Exclusions are given to the Government and union sable workers, central and country offices in America, central banks, workers subject to the Railway Labour Act, and labor unions and their officials. The National Labour Relations Act also has exceptions over companies that are known to have multiple functions, for example, a privately owned company and an essential municipal function. Another exemptions are the religious schools. Previously health workers were also exempted but are now included in the act.

How National Labour Relations Act is enforced

For the National Labour Relations Act to be enforced to all the workers or those employees not exempted, then it has to be controlled by a strong labor board in the country. This board is known as the National Labour Relations Board and the General Counsel. The two offices, the general counsel and the regional offices are usually imbued with the task of thoroughly ensuring that prosecution of chargers, which come about due to an unwanted labor practice, is observed and completed.

Weaknesses of the NLRA

Some of the weaknesses of the national labor relations act, commonly known as the Wagner act are that more power is bestowed on the unions.

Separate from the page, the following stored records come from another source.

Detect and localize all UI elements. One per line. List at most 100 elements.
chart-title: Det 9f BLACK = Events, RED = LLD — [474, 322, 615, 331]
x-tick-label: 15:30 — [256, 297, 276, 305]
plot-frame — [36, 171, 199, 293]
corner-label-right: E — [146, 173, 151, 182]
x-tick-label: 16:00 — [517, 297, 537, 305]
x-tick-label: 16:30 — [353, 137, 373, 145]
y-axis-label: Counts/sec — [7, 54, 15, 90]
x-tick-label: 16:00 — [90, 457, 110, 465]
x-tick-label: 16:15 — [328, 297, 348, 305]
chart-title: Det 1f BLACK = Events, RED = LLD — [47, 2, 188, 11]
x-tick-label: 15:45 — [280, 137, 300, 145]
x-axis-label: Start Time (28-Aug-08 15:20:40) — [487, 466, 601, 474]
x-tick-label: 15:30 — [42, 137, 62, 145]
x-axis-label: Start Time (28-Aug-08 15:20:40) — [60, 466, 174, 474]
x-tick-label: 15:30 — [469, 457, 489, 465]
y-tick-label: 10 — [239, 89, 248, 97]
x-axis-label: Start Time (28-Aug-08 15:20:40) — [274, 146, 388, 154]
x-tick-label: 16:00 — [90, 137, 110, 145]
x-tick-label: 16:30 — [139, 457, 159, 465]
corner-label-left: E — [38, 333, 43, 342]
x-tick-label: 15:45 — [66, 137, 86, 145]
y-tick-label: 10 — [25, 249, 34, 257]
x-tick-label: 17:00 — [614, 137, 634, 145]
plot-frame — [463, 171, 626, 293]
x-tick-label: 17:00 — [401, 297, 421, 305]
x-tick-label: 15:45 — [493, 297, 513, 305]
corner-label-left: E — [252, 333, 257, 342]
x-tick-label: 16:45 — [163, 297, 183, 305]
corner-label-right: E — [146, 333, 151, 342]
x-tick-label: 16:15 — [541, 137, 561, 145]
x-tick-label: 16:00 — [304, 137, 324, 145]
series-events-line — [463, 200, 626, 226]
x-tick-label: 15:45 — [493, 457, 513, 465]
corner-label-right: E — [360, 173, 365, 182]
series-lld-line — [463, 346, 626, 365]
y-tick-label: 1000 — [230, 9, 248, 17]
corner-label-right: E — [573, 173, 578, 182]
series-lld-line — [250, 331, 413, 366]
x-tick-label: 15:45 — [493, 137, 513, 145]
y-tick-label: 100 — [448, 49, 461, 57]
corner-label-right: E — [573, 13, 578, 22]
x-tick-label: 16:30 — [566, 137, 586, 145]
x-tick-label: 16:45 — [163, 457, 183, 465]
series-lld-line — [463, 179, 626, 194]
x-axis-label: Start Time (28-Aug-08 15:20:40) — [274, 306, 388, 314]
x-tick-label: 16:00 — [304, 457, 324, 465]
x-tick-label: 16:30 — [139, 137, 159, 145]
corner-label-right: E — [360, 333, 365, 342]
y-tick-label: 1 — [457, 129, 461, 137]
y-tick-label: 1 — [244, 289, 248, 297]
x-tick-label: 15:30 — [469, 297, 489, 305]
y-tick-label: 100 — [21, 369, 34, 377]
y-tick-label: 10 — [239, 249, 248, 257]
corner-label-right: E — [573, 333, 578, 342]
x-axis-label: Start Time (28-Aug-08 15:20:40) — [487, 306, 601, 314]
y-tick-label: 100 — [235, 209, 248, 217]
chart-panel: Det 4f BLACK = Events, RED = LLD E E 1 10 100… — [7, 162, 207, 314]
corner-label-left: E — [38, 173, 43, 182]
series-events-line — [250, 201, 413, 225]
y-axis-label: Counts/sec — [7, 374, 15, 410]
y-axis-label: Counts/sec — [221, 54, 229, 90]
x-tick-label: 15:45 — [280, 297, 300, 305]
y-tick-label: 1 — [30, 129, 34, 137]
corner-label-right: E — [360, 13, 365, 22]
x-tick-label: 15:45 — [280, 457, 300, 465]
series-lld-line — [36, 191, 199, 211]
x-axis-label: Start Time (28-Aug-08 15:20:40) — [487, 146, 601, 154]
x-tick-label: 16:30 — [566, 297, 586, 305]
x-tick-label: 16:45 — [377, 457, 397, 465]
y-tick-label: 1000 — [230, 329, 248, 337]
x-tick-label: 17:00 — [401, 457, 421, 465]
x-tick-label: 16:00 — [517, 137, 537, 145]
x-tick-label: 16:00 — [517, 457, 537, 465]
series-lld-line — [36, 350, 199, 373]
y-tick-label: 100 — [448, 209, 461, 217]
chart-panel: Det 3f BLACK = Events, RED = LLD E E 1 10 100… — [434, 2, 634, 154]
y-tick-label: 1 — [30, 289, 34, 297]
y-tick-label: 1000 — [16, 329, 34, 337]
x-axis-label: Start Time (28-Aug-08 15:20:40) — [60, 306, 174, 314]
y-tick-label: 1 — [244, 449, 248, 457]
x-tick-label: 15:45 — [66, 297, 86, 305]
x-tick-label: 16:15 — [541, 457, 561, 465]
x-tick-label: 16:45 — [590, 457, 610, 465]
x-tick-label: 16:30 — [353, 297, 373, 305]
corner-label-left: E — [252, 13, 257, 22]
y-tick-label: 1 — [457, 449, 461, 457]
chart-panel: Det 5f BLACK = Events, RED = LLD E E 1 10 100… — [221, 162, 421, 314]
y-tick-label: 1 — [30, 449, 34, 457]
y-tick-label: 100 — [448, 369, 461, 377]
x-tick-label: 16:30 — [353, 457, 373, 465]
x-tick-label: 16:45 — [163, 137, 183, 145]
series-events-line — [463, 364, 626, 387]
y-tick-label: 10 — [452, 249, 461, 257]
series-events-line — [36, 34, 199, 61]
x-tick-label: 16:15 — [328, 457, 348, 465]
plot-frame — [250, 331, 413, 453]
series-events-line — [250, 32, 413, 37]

Sooner or later the unions may use this power to dictate the company’s remuneration which may bring down the company at the end of the day. There is also the issue of collective bargaining during salary negotiations. This is a great issue not only in America but all over the world. As of now companies are forced to shut down or incur great compensation when laying off workers which is not a good thing for the economy.

The Right of workers

In the most common terms, the National Labour Relations Act is intended to cover and look after the interests of workers, for example, an employee’s right to the shared negotiation as well as the right of the membership.

Other areas of protection will include the right for an employee to hold a strike, to picket, the selection of employee representative or spokesperson, and the obligations of collective bargaining. This is usually known as the protected concerted activity-a situation that occurs when there is the presence of two or more employees standing up and protesting the salary, benefits, and other terms and conditions of one’s employment (Jim, 2006).

What needs to be done to protect the rights of workers?

First of all, workers must be aware of the law and how the law protects their interests as workers. The National Labour Relations Board should organize a country-wide sensitization campaign of the act to all workers and employers in America. Sensitization is one key, employees must know that these rights exist and that they are protected under the act. There should also be a labor security agreement between workers and employers. This agreement should lay down all the desires and thoughts and actions of each party on the issues regarding work and employer. Such areas will include job definitions, employee welfare, remuneration, and retirement package.

Conclusion

Throughout the country, it has been discovered that some actions by labor organizations, their officers, and members have an intention of burdening the economy or the growth of the county commercially. For this reason, the protection by law of the employers and employees’ rights to collective bargaining will surely in the end be able to protect the national economy from impairment, or interruption. And work towards positive promoting or encouraging the flow of the country’s economy due to existing industrial strikes and unrest among the workers.

References

James, Atleson.National Labour Relations, Amherst, Mass.: University of Massachusetts, 2009 Print.

Jim, Pope.Worker lawmaking, Sit-Down strikes, & the shaping of American Industrial Relations, South Melbourne: Thomson Learning, 2007. Print.